Background Abnormal diastolic LV filling is an early marker of cardiovascular disease and death. In the general population, it associates with hypertension, LV hypertrophy or ischaemia. A high prevalence has been reported in RA and other inflammatory conditions (up to 40%), even after exclusion of patients with known, relevant cardiovascular pathology. Its cause and significance in inflammatory conditions remains unknown.
Objectives To identify the causes of diastolic LV dysfunction in RA.
Methods 39 random RA out-patients were assessed. LV filling: LV inflow Doppler in expiration by Echodoppler, with 5 measurements of isovolumetric relaxation time (IVRT), deceleration time (dte) and E:A ratio. Cardiac causes (BP, LVH, IHD ? age), Rose Questionnaire, examination, ECG, adenosine-stressed myocardial perfusion SPECT imaging. RA-related causes: acute phase response (current and mean ESR, CRP); cytokines (TNFa, Il-1b, Il-6); endothelial factors (vWF, ACE); Steroids: >7.5 mg Prednisone for >6 months; extra-articular disease. Statistics: Linear and multiple logistic regression as appropriate.
Results Age correlated significantly with IVRT (r = 0.444, p = 0.005), dte (r = 0.495, p = 0.003), and E:A ratio (r = 0.67, p = 0.0001). Mean ESR correlated with IVRT (r = 0.324, p = 0.04), Mean CRP with E:A ratio (r = 0.305, p = 0.05), Il-6 with E:A ratio (r = 0.34, p = 0.05), vWF with IVRT (r = 0.346, p = 0.03) and E:A ratio (r = 0.331, p = 0.04). E:A ratio was significantly lower in those on steroids. Multiple regression showed age and mean ESR to independently predict IVRT. vWF was collinear with mean ESR for IVRT. Age, Il-6, and mean CRP were independent predictors of E:A ratio. vWF and steroids were collinear with mean CRP for E:A ratio. Hypertension, LVH, IHD, BMI, RA duration and extra-articular features did not associate with LV filling in RA. The association of LV filling with inflammatory mediators remained significant even after correction for age.

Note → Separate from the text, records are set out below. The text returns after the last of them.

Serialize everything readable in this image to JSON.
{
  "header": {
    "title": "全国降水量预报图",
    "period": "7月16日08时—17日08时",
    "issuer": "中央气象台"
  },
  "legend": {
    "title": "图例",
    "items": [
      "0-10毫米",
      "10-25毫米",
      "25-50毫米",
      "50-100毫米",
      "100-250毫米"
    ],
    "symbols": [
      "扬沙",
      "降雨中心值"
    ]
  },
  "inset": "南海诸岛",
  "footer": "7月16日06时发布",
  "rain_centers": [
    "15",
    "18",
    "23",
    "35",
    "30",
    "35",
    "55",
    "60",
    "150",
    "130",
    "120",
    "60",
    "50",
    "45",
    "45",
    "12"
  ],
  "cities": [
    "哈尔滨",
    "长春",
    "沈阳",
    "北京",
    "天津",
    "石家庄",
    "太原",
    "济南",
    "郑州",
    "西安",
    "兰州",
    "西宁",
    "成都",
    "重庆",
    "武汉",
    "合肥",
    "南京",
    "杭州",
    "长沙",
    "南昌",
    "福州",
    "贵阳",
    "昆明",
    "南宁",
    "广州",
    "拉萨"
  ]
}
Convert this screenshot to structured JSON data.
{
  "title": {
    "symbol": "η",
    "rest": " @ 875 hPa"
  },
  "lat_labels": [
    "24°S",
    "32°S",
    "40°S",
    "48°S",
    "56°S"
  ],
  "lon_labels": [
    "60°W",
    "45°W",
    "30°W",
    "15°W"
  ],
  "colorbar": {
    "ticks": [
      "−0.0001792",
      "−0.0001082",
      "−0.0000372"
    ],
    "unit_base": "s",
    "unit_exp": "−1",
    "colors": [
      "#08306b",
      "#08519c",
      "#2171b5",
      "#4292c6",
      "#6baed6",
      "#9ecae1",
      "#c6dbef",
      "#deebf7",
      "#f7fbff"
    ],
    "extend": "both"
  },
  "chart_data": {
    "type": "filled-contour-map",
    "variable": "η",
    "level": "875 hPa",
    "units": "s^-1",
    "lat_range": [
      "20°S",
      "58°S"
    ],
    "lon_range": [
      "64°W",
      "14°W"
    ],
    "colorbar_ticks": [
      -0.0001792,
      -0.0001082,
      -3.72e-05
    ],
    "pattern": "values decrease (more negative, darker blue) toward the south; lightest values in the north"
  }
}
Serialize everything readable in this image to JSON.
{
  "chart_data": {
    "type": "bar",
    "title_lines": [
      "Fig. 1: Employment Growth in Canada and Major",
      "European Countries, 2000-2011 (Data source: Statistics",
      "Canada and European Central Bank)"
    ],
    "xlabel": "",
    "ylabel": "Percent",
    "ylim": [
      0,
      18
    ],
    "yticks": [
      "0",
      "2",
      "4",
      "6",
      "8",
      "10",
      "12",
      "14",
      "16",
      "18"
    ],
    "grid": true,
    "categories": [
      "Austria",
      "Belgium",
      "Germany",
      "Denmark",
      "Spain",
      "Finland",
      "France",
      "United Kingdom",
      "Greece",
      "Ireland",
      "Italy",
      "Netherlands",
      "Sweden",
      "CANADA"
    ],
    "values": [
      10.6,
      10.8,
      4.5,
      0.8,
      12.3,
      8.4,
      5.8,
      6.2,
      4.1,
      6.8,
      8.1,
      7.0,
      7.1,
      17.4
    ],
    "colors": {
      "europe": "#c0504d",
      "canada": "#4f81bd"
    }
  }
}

Conclusion The association of worsening LV filling with inflammatory burden rather than established cardiovascular causes in RA is an interesting new observation. It may explain the previously reported high prevalence of abnormal LV filling in RA and other inflammatory conditions and may be due to direct cytokine effects on the myocardium.